Ab der Morgendämmerung gab es draußen viel zu entdecken. Nichts Besonderes, aber für mich fremdartig und damit sehenswert. Dann kam die ukrainische Grenze, das interessante Umspuren, viele neue Eindrücke.
Natürlich verfolgte ich die Strecke auf der Landkarte. Aber immer suchte ich erfolglos nach dem Ort Вокзал. Das stand mehrmals groß an verschiedenen Gebäuden an den Haltestellen. Der Ort musste sehr groß sein, denn er hatte mehrere Stationen. Doch auf meiner Karte konnte ich ihn nicht finden. Na ja, vielleicht noch ein alter Druck aus Sowjetzeit, da wurden ja einige Karten "korrigiert" wegen der westlichen Spionage.
Der Kartenindex, auch das Wörterbuch brachten nichts. Die hatten nach dem A nicht mal ein richtiges B, sondern ein Б und das C fehlte total am Anfang. Das haben sie nach hinten verschoben. Oh, diese blöden Russen, nicht einmal das ABC haben sie drauf!

Nun, irgendwann begriff ich es, dass das ABC bei denen vielleicht АБЦ heißt und СССР (ich lese ze-ze-ze-pe) eigentlich die SSSR ist. Eigenartige Menschen. Beim R vergessen sie ein Strich und machen ein Р daraus, dafür haben sie das R und N gespiegelt, aber Я und И kann man noch mit etwas Fantasie lesen. Doch sie sagen "ja" und "I" dazu.

Selbst Zahlen wie 3 haben sie im Alphabet, aber erst an 8. Stelle. Dann diese Verzierungen: Durch das O und X machen sie einen senkrechten Strich, dass es wie Ф und Ж aussieht (oder sind es zwei verfeindete K, die Rücken an Rücken stehen?) und sie nennen es F und Z oder so ähnlich. Das W ist total eckig geraten, sieht aus wie Ш und wird zu allem Überfluss noch "Sch" genannt. Wichtige Buchstaben fehlen total, dafür haben sie andere Hieroglyphen erfunden, die kein Mensch lesen oder gar aussprechen kann. Kein Wunder, dass das Sowjetsystem bei dem heillosen Durcheinander zusammengebrochen ist. Aber schon wieder hielt der Zug in Вокзал. Noch einmal langsam buchstabieren: B, o, ein geschrumpftes K, dann eine 3, zwischendurch ein kleines a und dann ein verbogenes n. Wie spricht man Bok-drei-an richtig aus? Vielleicht ist з keine zu klein geratene 3 sondern ein verdrehtes, gerundetes Mini-E? Also Bokean?

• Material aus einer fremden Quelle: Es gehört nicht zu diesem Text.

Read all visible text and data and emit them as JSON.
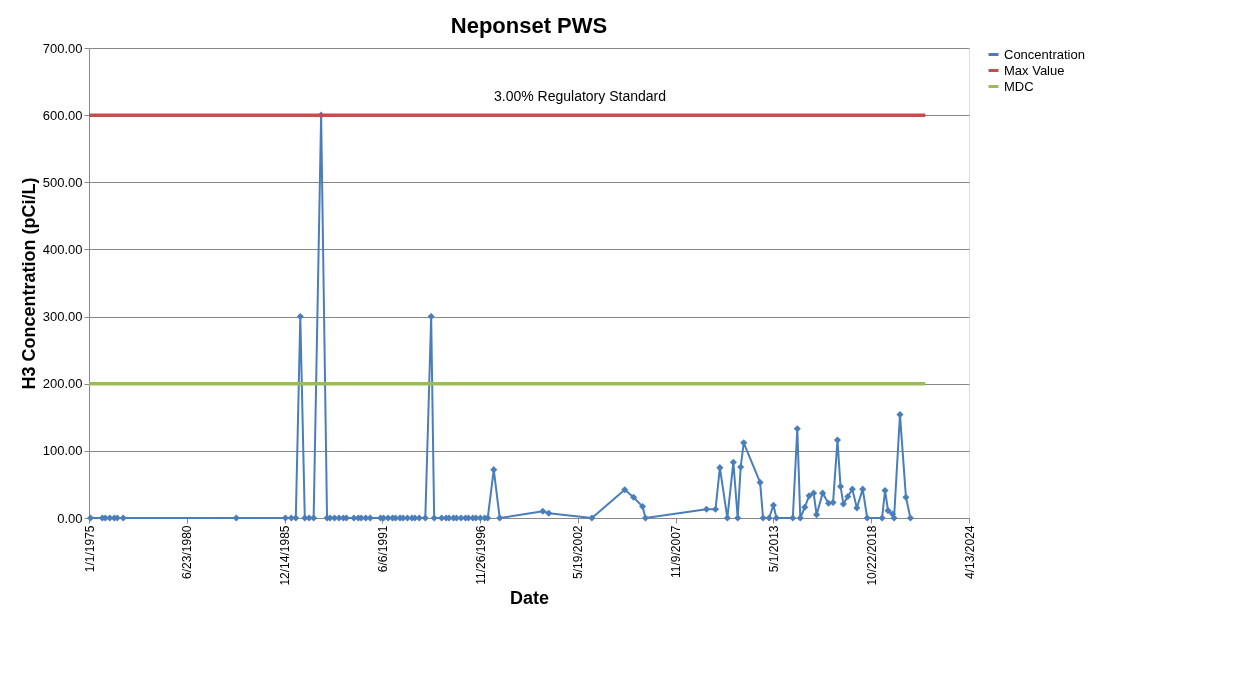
{
  "chart_data": {
    "type": "line",
    "title": "Neponset PWS",
    "xlabel": "Date",
    "ylabel": "H3 Concentration (pCi/L)",
    "series": [
      {
        "name": "Concentration",
        "color": "#4a7ebb",
        "x": [
          "1975-02",
          "1975-10",
          "1975-12",
          "1976-03",
          "1976-06",
          "1976-08",
          "1976-12",
          "1983-04",
          "1986-01",
          "1986-05",
          "1986-08",
          "1986-11",
          "1987-02",
          "1987-05",
          "1987-08",
          "1988-01",
          "1988-05",
          "1988-07",
          "1988-10",
          "1989-01",
          "1989-04",
          "1989-06",
          "1989-11",
          "1990-02",
          "1990-04",
          "1990-07",
          "1990-10",
          "1991-05",
          "1991-07",
          "1991-10",
          "1992-01",
          "1992-03",
          "1992-06",
          "1992-08",
          "1992-11",
          "1993-02",
          "1993-04",
          "1993-07",
          "1993-11",
          "1994-03",
          "1994-05",
          "1994-10",
          "1995-01",
          "1995-03",
          "1995-06",
          "1995-08",
          "1995-11",
          "1996-02",
          "1996-04",
          "1996-07",
          "1996-09",
          "1996-12",
          "1997-03",
          "1997-05",
          "1997-09",
          "1998-01",
          "2000-06",
          "2000-10",
          "2003-03",
          "2005-01",
          "2005-07",
          "2006-01",
          "2006-03",
          "2009-08",
          "2010-02",
          "2010-05",
          "2010-10",
          "2011-02",
          "2011-05",
          "2011-07",
          "2011-09",
          "2012-08",
          "2012-10",
          "2013-02",
          "2013-05",
          "2013-07",
          "2014-06",
          "2014-09",
          "2014-11",
          "2015-02",
          "2015-05",
          "2015-08",
          "2015-10",
          "2016-02",
          "2016-06",
          "2016-09",
          "2016-12",
          "2017-02",
          "2017-04",
          "2017-07",
          "2017-10",
          "2018-01",
          "2018-05",
          "2018-08",
          "2019-06",
          "2019-08",
          "2019-10",
          "2020-01",
          "2020-02",
          "2020-06",
          "2020-10",
          "2021-01"
        ],
        "values": [
          0,
          0,
          0,
          0,
          0,
          0,
          0,
          0,
          0,
          0,
          0,
          300,
          0,
          0,
          0,
          600,
          0,
          0,
          0,
          0,
          0,
          0,
          0,
          0,
          0,
          0,
          0,
          0,
          0,
          0,
          0,
          0,
          0,
          0,
          0,
          0,
          0,
          0,
          0,
          300,
          0,
          0,
          0,
          0,
          0,
          0,
          0,
          0,
          0,
          0,
          0,
          0,
          0,
          0,
          72,
          0,
          10,
          7,
          0,
          42,
          31,
          17,
          0,
          13,
          13,
          75,
          0,
          83,
          0,
          76,
          112,
          53,
          0,
          0,
          19,
          0,
          0,
          133,
          0,
          16,
          33,
          37,
          5,
          37,
          22,
          23,
          116,
          47,
          21,
          32,
          43,
          15,
          43,
          0,
          0,
          41,
          11,
          6,
          0,
          154,
          31,
          0
        ]
      },
      {
        "name": "Max Value",
        "color": "#c0504d",
        "marker": "none",
        "x": [
          "1975-01-01",
          "2021-11"
        ],
        "values": [
          600,
          600
        ]
      },
      {
        "name": "MDC",
        "color": "#9bbb59",
        "marker": "none",
        "x": [
          "1975-01-01",
          "2021-11"
        ],
        "values": [
          200,
          200
        ]
      }
    ],
    "annotations": [
      {
        "text": "3.00% Regulatory Standard",
        "x": "2002-07",
        "y": 600
      }
    ],
    "xlim": [
      "1975-01-01",
      "2024-04-13"
    ],
    "xticks": [
      {
        "value": "1975-01-01",
        "label": "1/1/1975"
      },
      {
        "value": "1980-06-23",
        "label": "6/23/1980"
      },
      {
        "value": "1985-12-14",
        "label": "12/14/1985"
      },
      {
        "value": "1991-06-06",
        "label": "6/6/1991"
      },
      {
        "value": "1996-11-26",
        "label": "11/26/1996"
      },
      {
        "value": "2002-05-19",
        "label": "5/19/2002"
      },
      {
        "value": "2007-11-09",
        "label": "11/9/2007"
      },
      {
        "value": "2013-05-01",
        "label": "5/1/2013"
      },
      {
        "value": "2018-10-22",
        "label": "10/22/2018"
      },
      {
        "value": "2024-04-13",
        "label": "4/13/2024"
      }
    ],
    "ylim": [
      0,
      700
    ],
    "yticks": [
      {
        "value": 0,
        "label": "0.00"
      },
      {
        "value": 100,
        "label": "100.00"
      },
      {
        "value": 200,
        "label": "200.00"
      },
      {
        "value": 300,
        "label": "300.00"
      },
      {
        "value": 400,
        "label": "400.00"
      },
      {
        "value": 500,
        "label": "500.00"
      },
      {
        "value": 600,
        "label": "600.00"
      },
      {
        "value": 700,
        "label": "700.00"
      }
    ],
    "grid": "y",
    "legend": "right",
    "marker": "diamond",
    "line_style": "solid"
  }
}
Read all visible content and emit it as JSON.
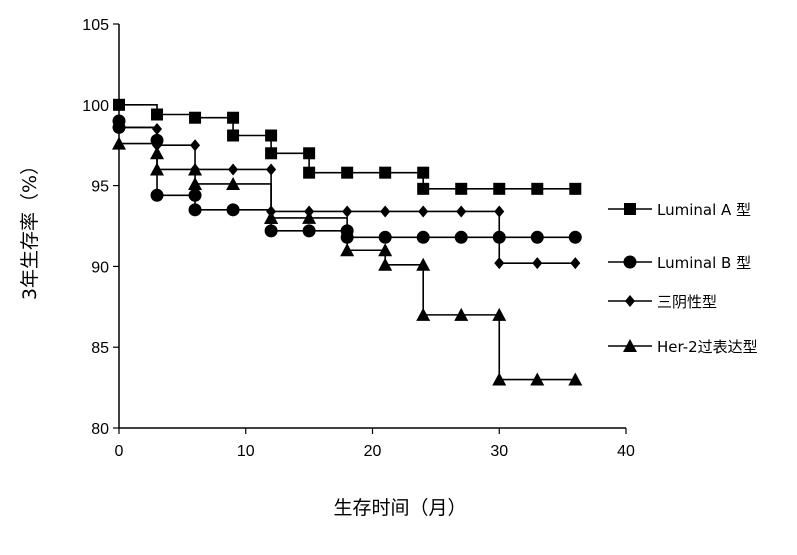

Noch eine weitere Station hat diese riesige Stadt. Schon bald zwei Stunden lang fahren wir hindurch, sie hat einen gewaltigen Grüngürtel und zwischendurch nur wenige Häuser. Auf keiner Karte steht Bokean und sie ist doch so groß.

Wie lange fährt man denn dann durch Großstädte wie Kiew oder Kiev, das die auf der Karte mal Киïв aber auch Киев schreiben Knib? Kneb? Na, die probieren bestimmt noch und sind sich nicht sicher.

Selbst bei Lemberg, was ja jetzt wahlweise Lwiw oder Lwow heißt, machen sie Schreibübungen : Nbbib (Львiв) oder Nbbob (Львов). Das macht einen gebildeten Mitteleuropäer total konfus.

Schon wieder ein Bahnhof in dieser Monster-Stadt. Nun Frage ich endlich eine nette Frau, die etwas Deutsch versteht, in welchem Ort wir denn sind. "Sariji (САРИЫ)" sagt sie freundlich.

"Aber da steht doch groß ..." und ich weise auf die Aufschrift am Gebäude.

"Nein, das da am Haus? Woksal? Das heißt auf Deutsch Bahnhof!"

Oh, mit der wüsten Propaganda von der sowjetischen Großmacht bin ich aufgewachsen und die Ukraine, die ja ein beachtlicher Teil davon war - viel größer als unser Deutschland - besteht aus lauter kleinen, verstreuten Nestern mit tollen Bahnhöfen!

Immerhin, nun kannte ich ein neues Wort: Woksal, das wie Вокзал aussieht.